Oxford Heated Grips: Review and How to Install
Riding with cold hands isn’t just uncomfortable, it can be dangerous. If you cannot feel the controls on your motorcycle your reaction time suffers -- along with your fingers.
As a motorcyclist who rides mostly in Vermont and New England, where a 40 degree morning isn’t uncommon in August, I know about cold hands. I’ve also tried many different remedies, from hot grips to electric gloves.
Last summer, when I purchased my 2014 Triumph Tiger 800 XC I really wanted to find one with heated grips. I found a great deal on the bike I was looking for, but it lacked heated grips. As a result, I was in the position of having to add heated grips as an accessory.

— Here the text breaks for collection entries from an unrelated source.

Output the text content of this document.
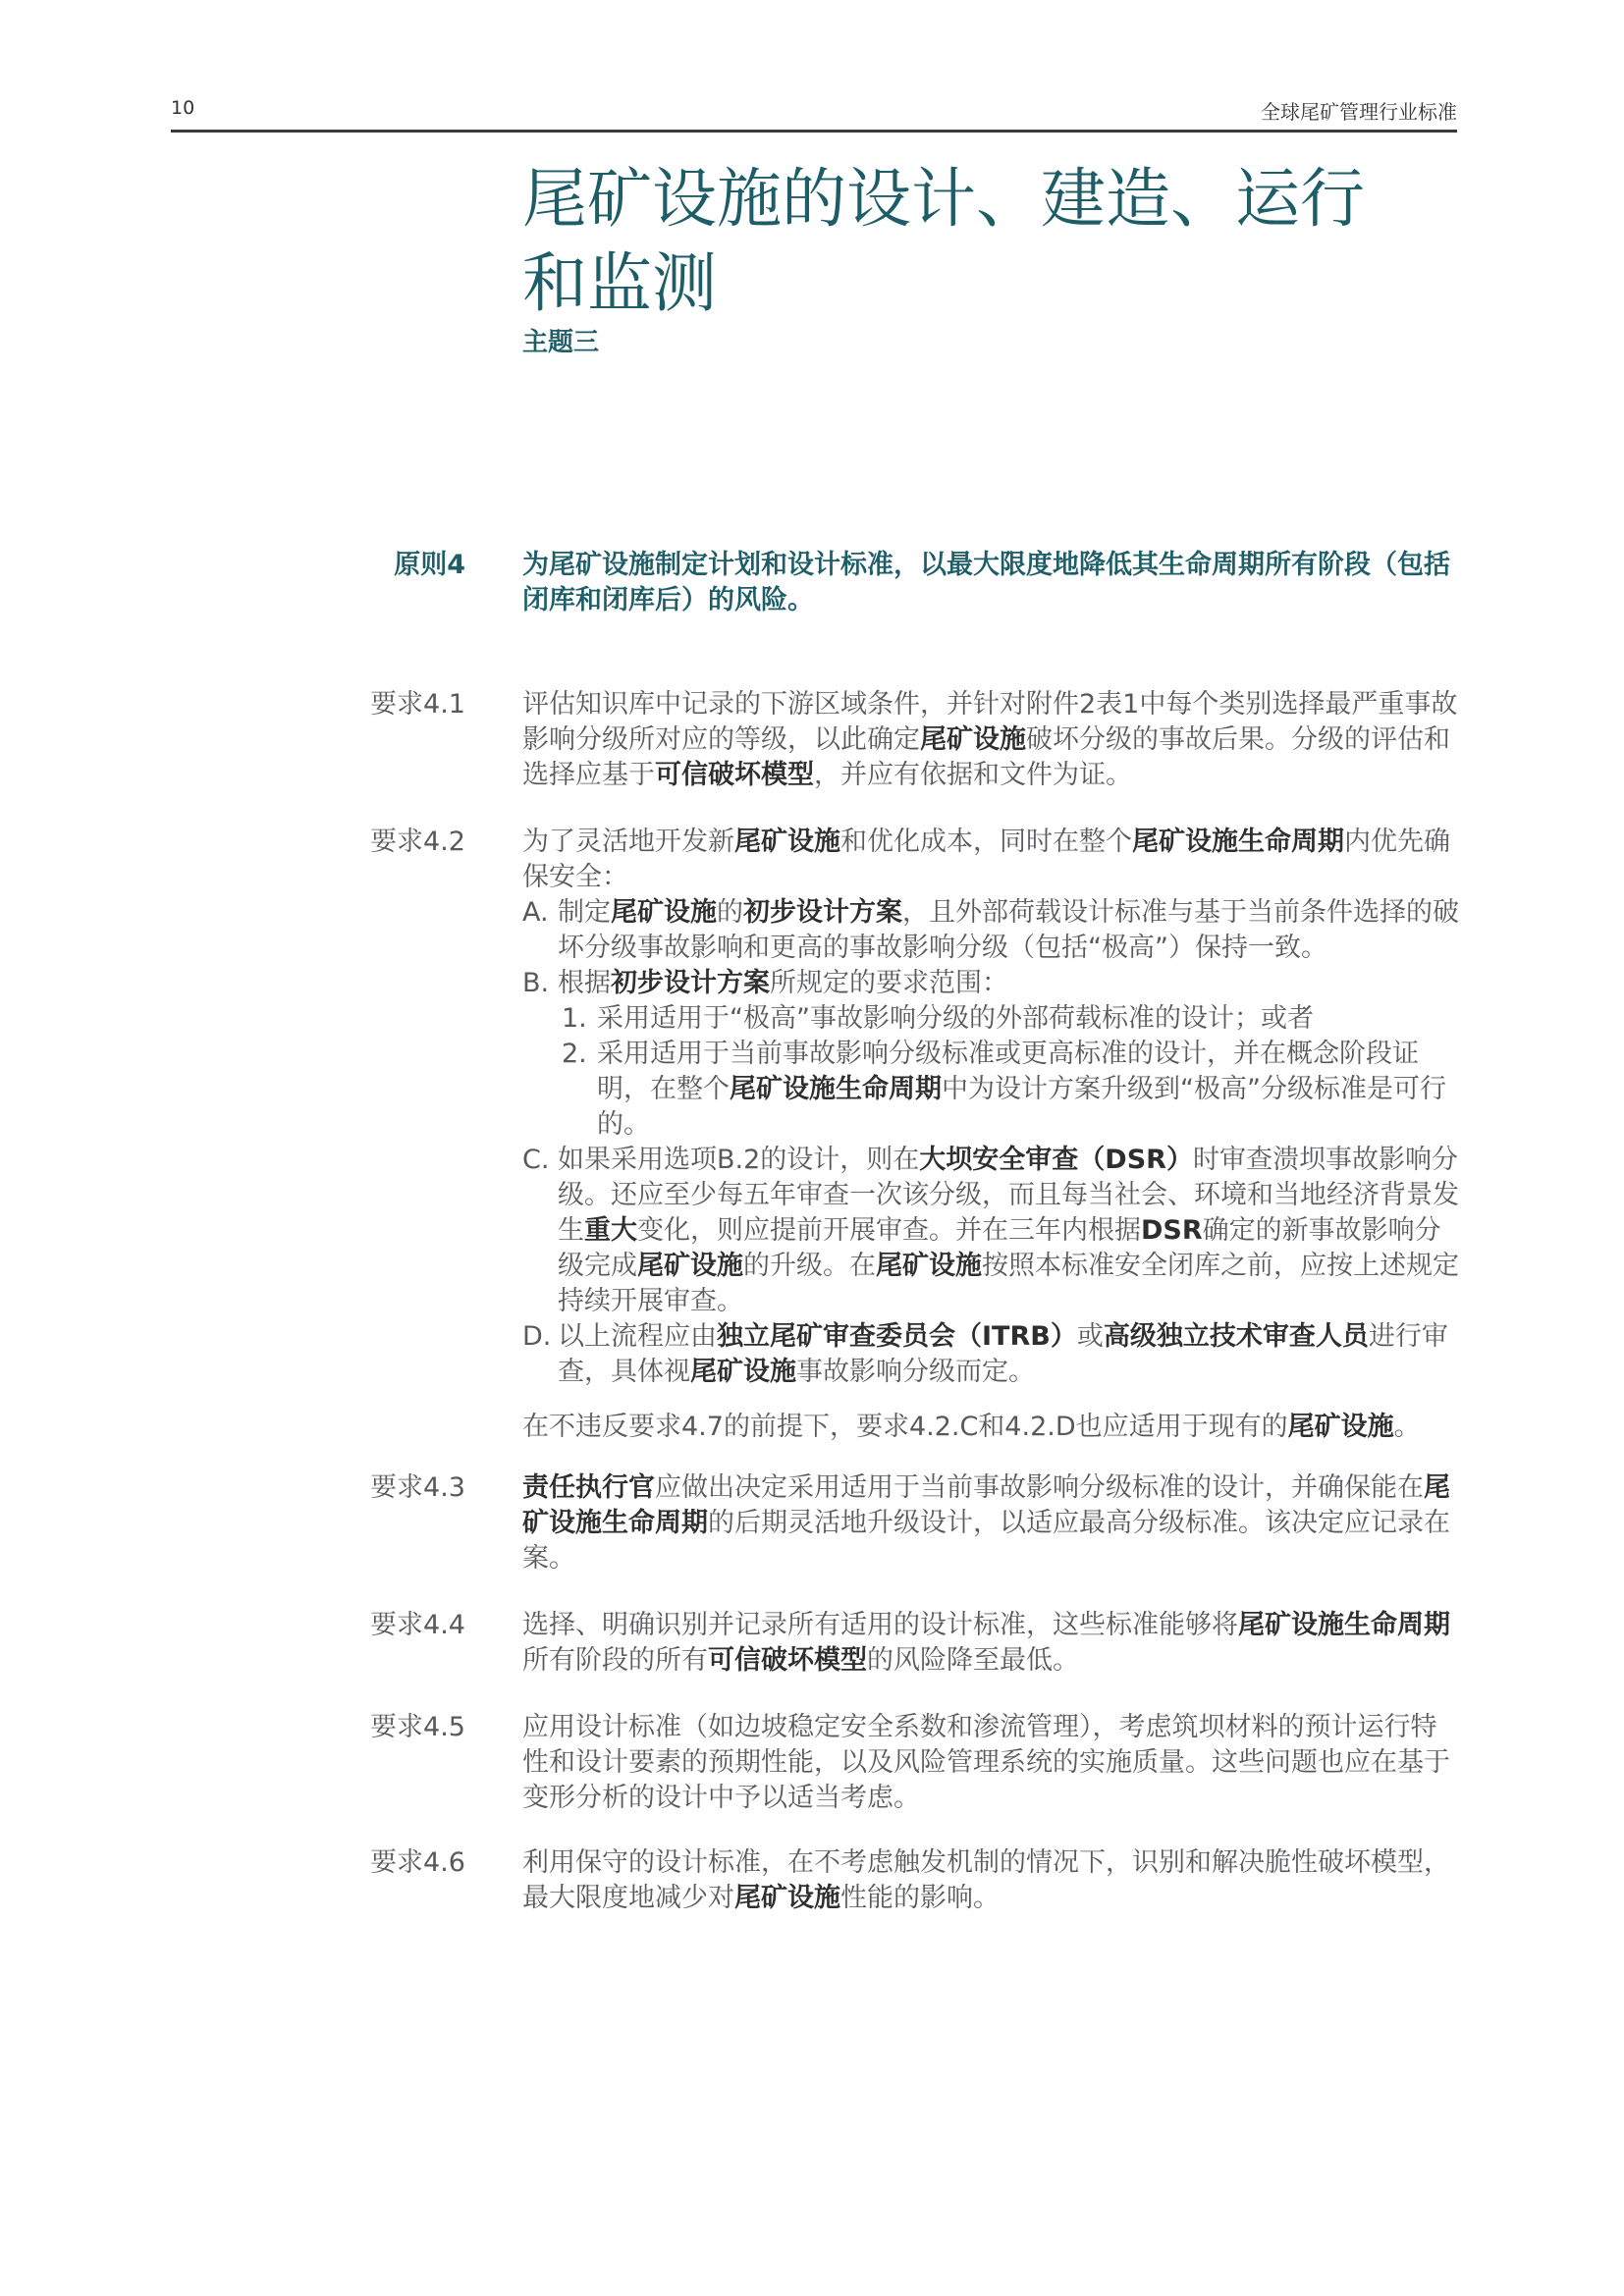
10	全球尾矿管理行业标准
尾矿设施的设计、建造、运行
和监测
主题三
原则4 为尾矿设施制定计划和设计标准，以最大限度地降低其生命周期所有阶段（包括闭库和闭库后）的风险。
要求4.1 评估知识库中记录的下游区域条件，并针对附件2表1中每个类别选择最严重事故影响分级所对应的等级，以此确定尾矿设施破坏分级的事故后果。分级的评估和选择应基于可信破坏模型，并应有依据和文件为证。
要求4.2 为了灵活地开发新尾矿设施和优化成本，同时在整个尾矿设施生命周期内优先确保安全：
A. 制定尾矿设施的初步设计方案，且外部荷载设计标准与基于当前条件选择的破坏分级事故影响和更高的事故影响分级（包括“极高”）保持一致。
B. 根据初步设计方案所规定的要求范围：
1. 采用适用于“极高”事故影响分级的外部荷载标准的设计；或者
2. 采用适用于当前事故影响分级标准或更高标准的设计，并在概念阶段证明，在整个尾矿设施生命周期中为设计方案升级到“极高”分级标准是可行的。
C. 如果采用选项B.2的设计，则在大坝安全审查（DSR）时审查溃坝事故影响分级。还应至少每五年审查一次该分级，而且每当社会、环境和当地经济背景发生重大变化，则应提前开展审查。并在三年内根据DSR确定的新事故影响分级完成尾矿设施的升级。在尾矿设施按照本标准安全闭库之前，应按上述规定持续开展审查。
D. 以上流程应由独立尾矿审查委员会（ITRB）或高级独立技术审查人员进行审查，具体视尾矿设施事故影响分级而定。
在不违反要求4.7的前提下，要求4.2.C和4.2.D也应适用于现有的尾矿设施。
要求4.3 责任执行官应做出决定采用适用于当前事故影响分级标准的设计，并确保能在尾矿设施生命周期的后期灵活地升级设计，以适应最高分级标准。该决定应记录在案。
要求4.4 选择、明确识别并记录所有适用的设计标准，这些标准能够将尾矿设施生命周期所有阶段的所有可信破坏模型的风险降至最低。
要求4.5 应用设计标准（如边坡稳定安全系数和渗流管理），考虑筑坝材料的预计运行特性和设计要素的预期性能，以及风险管理系统的实施质量。这些问题也应在基于变形分析的设计中予以适当考虑。
要求4.6 利用保守的设计标准，在不考虑触发机制的情况下，识别和解决脆性破坏模型，最大限度地减少对尾矿设施性能的影响。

I considered the Triumph brand grips, but the $300 price tag and lukewarm reviews put me off, so I headed to the aftermarket to see what was available and found Oxford Heated grips.

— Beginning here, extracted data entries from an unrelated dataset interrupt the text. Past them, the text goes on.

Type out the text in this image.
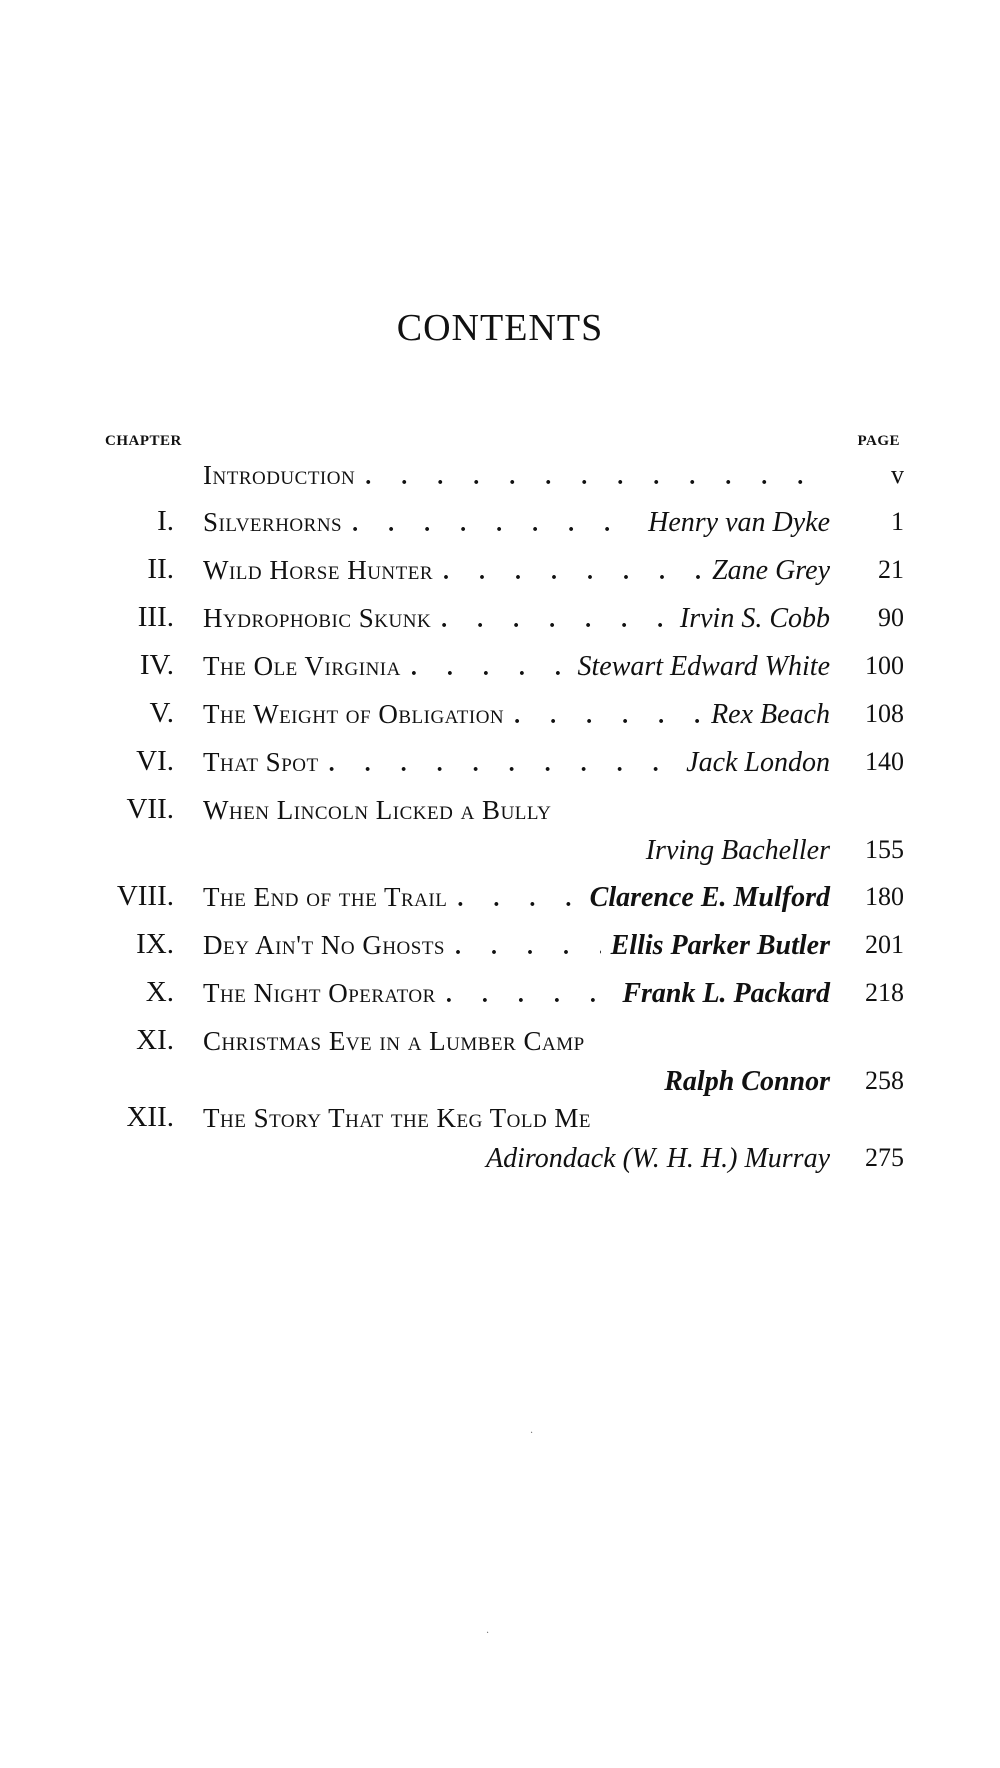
CONTENTS
CHAPTER	PAGE
Introduction . . .	v
I. Silverhorns . . .	Henry van Dyke 1
II. Wild Horse Hunter . . .	Zane Grey 21
III. Hydrophobic Skunk . . .	Irvin S. Cobb 90
IV. The Ole Virginia . . .	Stewart Edward White 100
V. The Weight of Obligation . . .	Rex Beach 108
VI. That Spot . . .	Jack London 140
VII. When Lincoln Licked a Bully
Irving Bacheller 155
VIII. The End of the Trail . . .	Clarence E. Mulford 180
IX. Dey Ain't No Ghosts . . .	Ellis Parker Butler 201
X. The Night Operator . . .	Frank L. Packard 218
XI. Christmas Eve in a Lumber Camp
Ralph Connor 258
XII. The Story That the Keg Told Me
Adirondack (W. H. H.) Murray 275
·
·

Readily available for less than $100 the Oxford grips seem like a bargain when compared to the Triumph alternative. I had to give them a try.
To me there are really two criteria in choosing heated grips: how easy are they to install; and, do they work?

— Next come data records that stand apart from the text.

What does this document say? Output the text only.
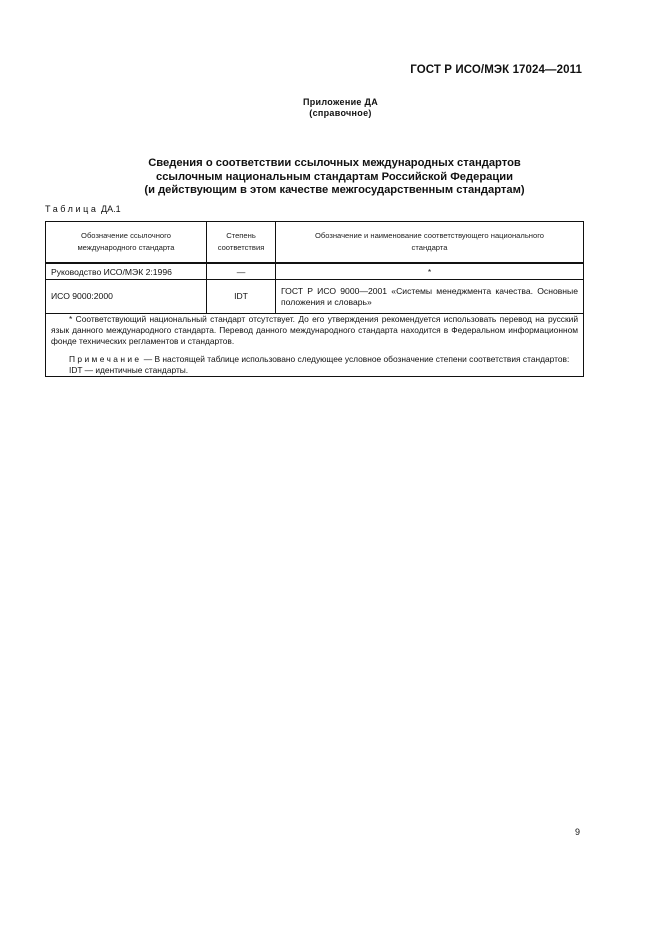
ГОСТ Р ИСО/МЭК 17024—2011
Приложение ДА
(справочное)
Сведения о соответствии ссылочных международных стандартов
ссылочным национальным стандартам Российской Федерации
(и действующим в этом качестве межгосударственным стандартам)
Таблица ДА.1
Обозначение ссылочного международного стандарта	Степень соответствия	Обозначение и наименование соответствующего национального стандарта
Руководство ИСО/МЭК 2:1996	—	*
ИСО 9000:2000	IDT	ГОСТ Р ИСО 9000—2001 «Системы менеджмента качества. Основные положения и словарь»

* Соответствующий национальный стандарт отсутствует. До его утверждения рекомендуется использовать перевод на русский язык данного международного стандарта. Перевод данного международного стандарта находится в Федеральном информационном фонде технических регламентов и стандартов.

Примечание — В настоящей таблице использовано следующее условное обозначение степени соответствия стандартов:

IDT — идентичные стандарты.		

9
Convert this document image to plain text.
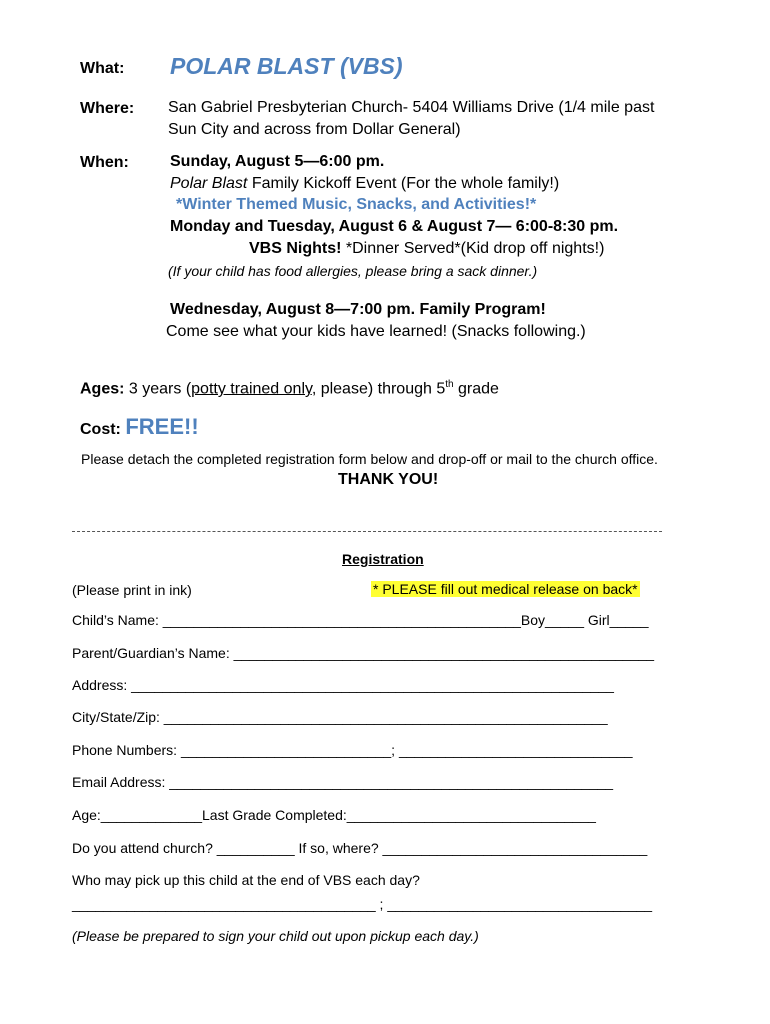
What: POLAR BLAST (VBS)
Where: San Gabriel Presbyterian Church- 5404 Williams Drive (1/4 mile past
Sun City and across from Dollar General)
When:	Sunday, August 5—6:00 pm.
Polar Blast Family Kickoff Event (For the whole family!)
*Winter Themed Music, Snacks, and Activities!*
Monday and Tuesday, August 6 & August 7— 6:00-8:30 pm.
VBS Nights! *Dinner Served*(Kid drop off nights!)
(If your child has food allergies, please bring a sack dinner.)
Wednesday, August 8—7:00 pm. Family Program!
Come see what your kids have learned! (Snacks following.)
Ages: 3 years (potty trained only, please) through 5th grade
Cost: FREE!!
Please detach the completed registration form below and drop-off or mail to the church office.
THANK YOU!
Registration
(Please print in ink)	* PLEASE fill out medical release on back*
Child’s Name: ______________________________________________Boy_____ Girl_____
Parent/Guardian’s Name: ______________________________________________________
Address: ______________________________________________________________
City/State/Zip: _________________________________________________________
Phone Numbers: ___________________________; ______________________________
Email Address: _________________________________________________________
Age:_____________Last Grade Completed:________________________________
Do you attend church? __________ If so, where? __________________________________
Who may pick up this child at the end of VBS each day?
_______________________________________ ; __________________________________
(Please be prepared to sign your child out upon pickup each day.)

On both counts the Oxford grips are a true winner. The grips are of excellent quality and dead simple to install.
The grips come with everything you’ll need to install them, including zip ties, a mount for the controller and grip glue. The wiring is simple, using plug and screw connectors and no cutting or splicing of wires is required. The grips are wired directly to the battery.
There are three sizes to choose from: sport, touring and adventure. The styles differ in length and how short they can be cut. The grip pattern is also slightly different. The touring grips fit perfectly on the Triumph Tiger 800.
See this video for a how-to install the grips on a Triumph Tiger 800.
Operation of the grips is also simple. There are two buttons on the controller -- one marked plus and the other marked minus -- which increase or decrease the amount of output in five 20% increments, starting at 30% and going to 100%. To turn the grips off, hit the minus button until you get to 30% then the minus button one additional time to turn then off.
If you forget to turn off the grips, they will automatically turn off within a minute or so of the controller detecting that the motorcycle is no longer running. This saves your grips from draining your battery.
And, I have to say, they are warm! I have ridden with the grips when the temperature is in the high forties and they have kept me comfortable. For me that is a high standard, as I have very cold hands and find riding miserable when I try to ride in temperatures lower than 50 with just standard “winter” riding gloves.
In addition to being easy to install and operate, the Oxford Heated grips have a good feel and are made from a durable material. I’m looking forward to many more comfortable, warm rides for years to come.